Dehydroeffusol (DHE) is a natural phenanthrene compound derived from Juncus effusus L., traditionally used for its antimicrobial properties. Despite its historical use, its antibacterial efficacy and underlying mechanisms have not been fully explored.

To evaluate the antibacterial activity, safety profile, and mechanism of action of DHE against Staphylococcus aureus (S. aureus), including methicillin-resistant S. aureus (MRSA), and to assess its potential as a therapeutic agent.

DHE was isolated and its antibacterial effects were assessed using broth microdilution, time-kill assays, and biofilm inhibition assays. The cytotoxicity and hemolytic activity of DHE were evaluated in vitro using several cell lines and red blood cells.
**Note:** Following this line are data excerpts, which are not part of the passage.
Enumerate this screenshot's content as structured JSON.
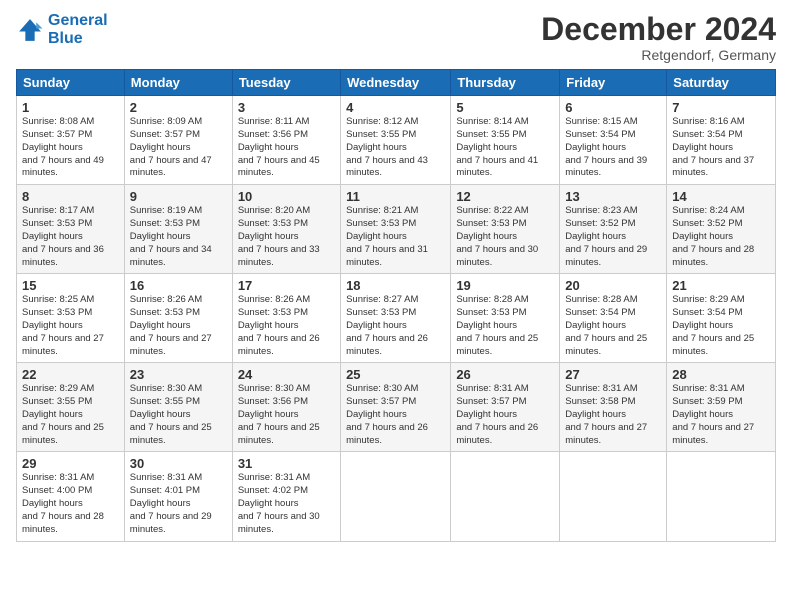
{
  "logo": {
    "line1": "General",
    "line2": "Blue"
  },
  "title": "December 2024",
  "subtitle": "Retgendorf, Germany",
  "days_header": [
    "Sunday",
    "Monday",
    "Tuesday",
    "Wednesday",
    "Thursday",
    "Friday",
    "Saturday"
  ],
  "weeks": [
    [
      {
        "day": "1",
        "sunrise": "8:08 AM",
        "sunset": "3:57 PM",
        "daylight": "7 hours and 49 minutes."
      },
      {
        "day": "2",
        "sunrise": "8:09 AM",
        "sunset": "3:57 PM",
        "daylight": "7 hours and 47 minutes."
      },
      {
        "day": "3",
        "sunrise": "8:11 AM",
        "sunset": "3:56 PM",
        "daylight": "7 hours and 45 minutes."
      },
      {
        "day": "4",
        "sunrise": "8:12 AM",
        "sunset": "3:55 PM",
        "daylight": "7 hours and 43 minutes."
      },
      {
        "day": "5",
        "sunrise": "8:14 AM",
        "sunset": "3:55 PM",
        "daylight": "7 hours and 41 minutes."
      },
      {
        "day": "6",
        "sunrise": "8:15 AM",
        "sunset": "3:54 PM",
        "daylight": "7 hours and 39 minutes."
      },
      {
        "day": "7",
        "sunrise": "8:16 AM",
        "sunset": "3:54 PM",
        "daylight": "7 hours and 37 minutes."
      }
    ],
    [
      {
        "day": "8",
        "sunrise": "8:17 AM",
        "sunset": "3:53 PM",
        "daylight": "7 hours and 36 minutes."
      },
      {
        "day": "9",
        "sunrise": "8:19 AM",
        "sunset": "3:53 PM",
        "daylight": "7 hours and 34 minutes."
      },
      {
        "day": "10",
        "sunrise": "8:20 AM",
        "sunset": "3:53 PM",
        "daylight": "7 hours and 33 minutes."
      },
      {
        "day": "11",
        "sunrise": "8:21 AM",
        "sunset": "3:53 PM",
        "daylight": "7 hours and 31 minutes."
      },
      {
        "day": "12",
        "sunrise": "8:22 AM",
        "sunset": "3:53 PM",
        "daylight": "7 hours and 30 minutes."
      },
      {
        "day": "13",
        "sunrise": "8:23 AM",
        "sunset": "3:52 PM",
        "daylight": "7 hours and 29 minutes."
      },
      {
        "day": "14",
        "sunrise": "8:24 AM",
        "sunset": "3:52 PM",
        "daylight": "7 hours and 28 minutes."
      }
    ],
    [
      {
        "day": "15",
        "sunrise": "8:25 AM",
        "sunset": "3:53 PM",
        "daylight": "7 hours and 27 minutes."
      },
      {
        "day": "16",
        "sunrise": "8:26 AM",
        "sunset": "3:53 PM",
        "daylight": "7 hours and 27 minutes."
      },
      {
        "day": "17",
        "sunrise": "8:26 AM",
        "sunset": "3:53 PM",
        "daylight": "7 hours and 26 minutes."
      },
      {
        "day": "18",
        "sunrise": "8:27 AM",
        "sunset": "3:53 PM",
        "daylight": "7 hours and 26 minutes."
      },
      {
        "day": "19",
        "sunrise": "8:28 AM",
        "sunset": "3:53 PM",
        "daylight": "7 hours and 25 minutes."
      },
      {
        "day": "20",
        "sunrise": "8:28 AM",
        "sunset": "3:54 PM",
        "daylight": "7 hours and 25 minutes."
      },
      {
        "day": "21",
        "sunrise": "8:29 AM",
        "sunset": "3:54 PM",
        "daylight": "7 hours and 25 minutes."
      }
    ],
    [
      {
        "day": "22",
        "sunrise": "8:29 AM",
        "sunset": "3:55 PM",
        "daylight": "7 hours and 25 minutes."
      },
      {
        "day": "23",
        "sunrise": "8:30 AM",
        "sunset": "3:55 PM",
        "daylight": "7 hours and 25 minutes."
      },
      {
        "day": "24",
        "sunrise": "8:30 AM",
        "sunset": "3:56 PM",
        "daylight": "7 hours and 25 minutes."
      },
      {
        "day": "25",
        "sunrise": "8:30 AM",
        "sunset": "3:57 PM",
        "daylight": "7 hours and 26 minutes."
      },
      {
        "day": "26",
        "sunrise": "8:31 AM",
        "sunset": "3:57 PM",
        "daylight": "7 hours and 26 minutes."
      },
      {
        "day": "27",
        "sunrise": "8:31 AM",
        "sunset": "3:58 PM",
        "daylight": "7 hours and 27 minutes."
      },
      {
        "day": "28",
        "sunrise": "8:31 AM",
        "sunset": "3:59 PM",
        "daylight": "7 hours and 27 minutes."
      }
    ],
    [
      {
        "day": "29",
        "sunrise": "8:31 AM",
        "sunset": "4:00 PM",
        "daylight": "7 hours and 28 minutes."
      },
      {
        "day": "30",
        "sunrise": "8:31 AM",
        "sunset": "4:01 PM",
        "daylight": "7 hours and 29 minutes."
      },
      {
        "day": "31",
        "sunrise": "8:31 AM",
        "sunset": "4:02 PM",
        "daylight": "7 hours and 30 minutes."
      },
      null,
      null,
      null,
      null
    ]
  ]
}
Mechanistic studies included scanning electron microscopy, membrane potential and permeability assays, network pharmacology analysis, molecular docking, and untargeted metabolomic profiling.

DHE exhibited appreciable bactericidal activity against S. aureus and MRSA with minimal cytotoxicity. It inhibited biofilm formation, disrupted bacterial membranes, and maintained bactericidal activity without rapid resistance, while synergizing with ciprofloxacin, streptomycin, and azithromycin. Network pharmacology and docking identified 56 infection-related targets (hub proteins EGFR, BCL2, HSP90AA1/B1, ESR1, SRC) enriched in PI3K–Akt/ErbB/EGFR pathways, supporting additional modulation of host infection-related signaling. In MRSA, untargeted metabolomics showed broad disturbances in amino acid, energy, and nucleotide metabolism, indicating disruption of essential biosynthetic and energy pathways. In vivo, DHE significantly reduced bacterial load and alleviated tissue damage in a murine MRSA infection model, demonstrating measurable protective effects.

DHE is a promising natural antimicrobial agent with notable activity against S. aureus and MRSA. Its mechanism of action involves membrane disruption and biofilm inhibition, along with preliminary safety in vitro, supporting its potential for further development as an effective antimicrobial agent.